BofA Global Research lowered its recommendation on Electrolux AB to "underperform," a move that coincided with a steep drop in the company's stock price. The Swedish appliance maker's shares were trading at 62.82 SEK when the brokerage cut its rating from "buy" and set a new price objective of 50 SEK. The announcement sent the share price down by more than 7% on the day.
The downgrade stems from what BofA describes as a confluence of weak demand and mounting cost pressures. Analysts at the brokerage now expect Electrolux to face EBIT headwinds of 1 billion SEK in 2026 and 2 billion SEK in 2027. As a result, BofA has reduced its group earnings estimates for those years by between 16% and 26%.
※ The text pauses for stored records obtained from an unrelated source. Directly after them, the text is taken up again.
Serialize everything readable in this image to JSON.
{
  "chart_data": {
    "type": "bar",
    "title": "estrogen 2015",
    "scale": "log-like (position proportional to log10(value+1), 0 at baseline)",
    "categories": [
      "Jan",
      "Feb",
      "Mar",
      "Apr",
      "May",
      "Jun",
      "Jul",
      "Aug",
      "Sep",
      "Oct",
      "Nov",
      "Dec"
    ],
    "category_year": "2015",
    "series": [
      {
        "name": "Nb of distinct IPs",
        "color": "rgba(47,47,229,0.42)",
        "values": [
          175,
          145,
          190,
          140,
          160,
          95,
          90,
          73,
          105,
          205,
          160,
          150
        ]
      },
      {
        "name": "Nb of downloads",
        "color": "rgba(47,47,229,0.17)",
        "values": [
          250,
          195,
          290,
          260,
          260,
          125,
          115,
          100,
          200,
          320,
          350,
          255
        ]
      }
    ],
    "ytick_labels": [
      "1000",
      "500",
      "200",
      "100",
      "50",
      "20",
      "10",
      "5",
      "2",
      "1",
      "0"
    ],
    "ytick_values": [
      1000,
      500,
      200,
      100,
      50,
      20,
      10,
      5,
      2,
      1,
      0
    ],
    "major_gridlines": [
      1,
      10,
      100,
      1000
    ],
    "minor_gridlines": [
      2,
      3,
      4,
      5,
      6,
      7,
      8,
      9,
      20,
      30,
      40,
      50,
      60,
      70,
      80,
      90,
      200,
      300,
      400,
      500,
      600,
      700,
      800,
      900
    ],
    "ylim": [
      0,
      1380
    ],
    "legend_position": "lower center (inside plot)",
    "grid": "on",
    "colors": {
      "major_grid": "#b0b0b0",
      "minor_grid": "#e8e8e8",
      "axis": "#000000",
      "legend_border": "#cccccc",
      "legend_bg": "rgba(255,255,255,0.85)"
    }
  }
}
Key to the reassessment are sharp increases in logistics and raw-material expenses. Logistics costs represented 8.6% of sales in fiscal 2025, the report notes, and freight rates have risen roughly 30% following conflict in the Middle East. BofA calculates that if these elevated freight rates persist, Electrolux could face an annual EBIT shortfall of about 4 billion SEK.
Raw-material inflation is also a central concern. BofA reports year-on-year price increases across a range of inputs in the 10% to 30% band. Plastics, in particular, have risen by approximately 30%, which the brokerage estimates would translate into a 1.3 billion SEK hit to EBIT. Additional upward movement in the prices of steel, copper and aluminum has compoundingly pressured margins and hampered the company’s ability to achieve volume growth.
Reflecting the scale of the cost surge, BofA said it has adjusted its valuation methodology for Electrolux. The new 50 SEK price objective implies the stock would trade at roughly a 30% discount versus its historical average valuation, equating to about 6x EV/EBITDA for fiscal 2027 under the bank’s framework.
The report acknowledged that Electrolux has implemented internal measures to offset some of the cost increases, but concluded that the external environment has become materially more challenging than previously anticipated. "Demand remains weak, but cost pressure mounting," the analysts wrote, highlighting the increased likelihood of further earnings downgrades if adverse cost trends continue.
Investors and market participants will be watching how persistent elevated freight rates and continued raw-material inflation affect Electrolux’s margin recovery and earnings trajectory over the next two years. For now, the combination of softer demand and rising input costs has prompted a notable reassessment of the company’s near-term prospects by a major brokerage.